Whitmer stressed that employees and clients should still wear face coverings, maintain social distancing, and have special hours for at-risk populations, along with regular sanitization of equipment.

Beginning in mid-March, the governor’s executive orders prohibited businesses deemed non-essential, including non-essential personal care services, from operating in response to the pandemic. An Owosso barber, Karl Manke, reopened his barber shop May 4 despite the executive order. He was shut down by the Michigan Department of Health and Human Services, or DHHS, and his case was heard by the Michigan Supreme Court, which has since ordered a lower trial court to issue a preliminary injunction ordering Manke to immediately cease all operations.

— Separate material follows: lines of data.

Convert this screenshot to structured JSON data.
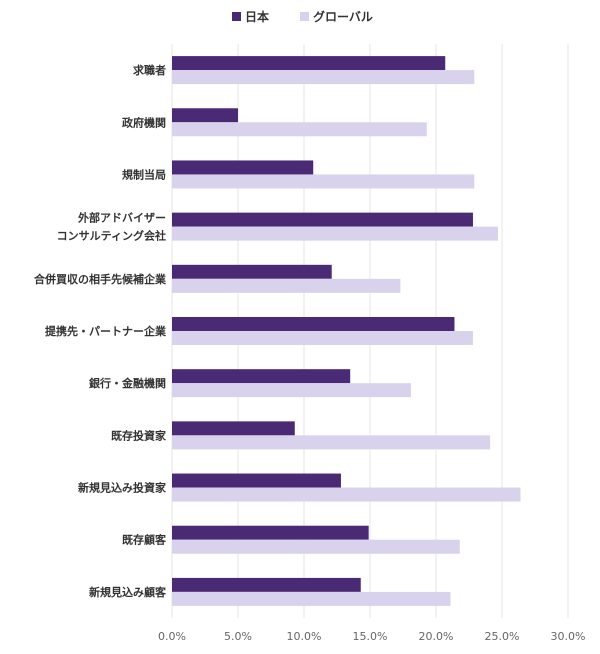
{
  "chart_data": {
    "type": "bar",
    "orientation": "horizontal",
    "categories": [
      "求職者",
      "政府機関",
      "規制当局",
      "外部アドバイザー\nコンサルティング会社",
      "合併買収の相手先候補企業",
      "提携先・パートナー企業",
      "銀行・金融機関",
      "既存投資家",
      "新規見込み投資家",
      "既存顧客",
      "新規見込み顧客"
    ],
    "series": [
      {
        "name": "日本",
        "color": "#4b2a75",
        "values": [
          20.7,
          5.0,
          10.7,
          22.8,
          12.1,
          21.4,
          13.5,
          9.3,
          12.8,
          14.9,
          14.3
        ]
      },
      {
        "name": "グローバル",
        "color": "#d9d2ec",
        "values": [
          22.9,
          19.3,
          22.9,
          24.7,
          17.3,
          22.8,
          18.1,
          24.1,
          26.4,
          21.8,
          21.1
        ]
      }
    ],
    "title": "",
    "xlabel": "",
    "ylabel": "",
    "xlim": [
      0,
      30
    ],
    "ticks": [
      "0.0%",
      "5.0%",
      "10.0%",
      "15.0%",
      "20.0%",
      "25.0%",
      "30.0%"
    ],
    "tick_values": [
      0,
      5,
      10,
      15,
      20,
      25,
      30
    ],
    "grid": true,
    "legend_position": "top-center"
  }
}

Opening early, LaRosa said that the fact that she could be fined or shut down “has crossed my mind.”

She said she hasn’t been posting on social media or advertising in any way because she is concerned about consequences for defying the governor’s order. Instead, she said, she just thought they’d flip on the open sign and “see what happens.”

What has happened is that, the first week she resumed operations, she’s had customers drive by and tell her they had to turn around on Harper Avenue when they saw they could get a cut.

“Most of them haven’t had haircuts in three months,” she said. “It’s the best feeling to sit in the chair and have your hair done.”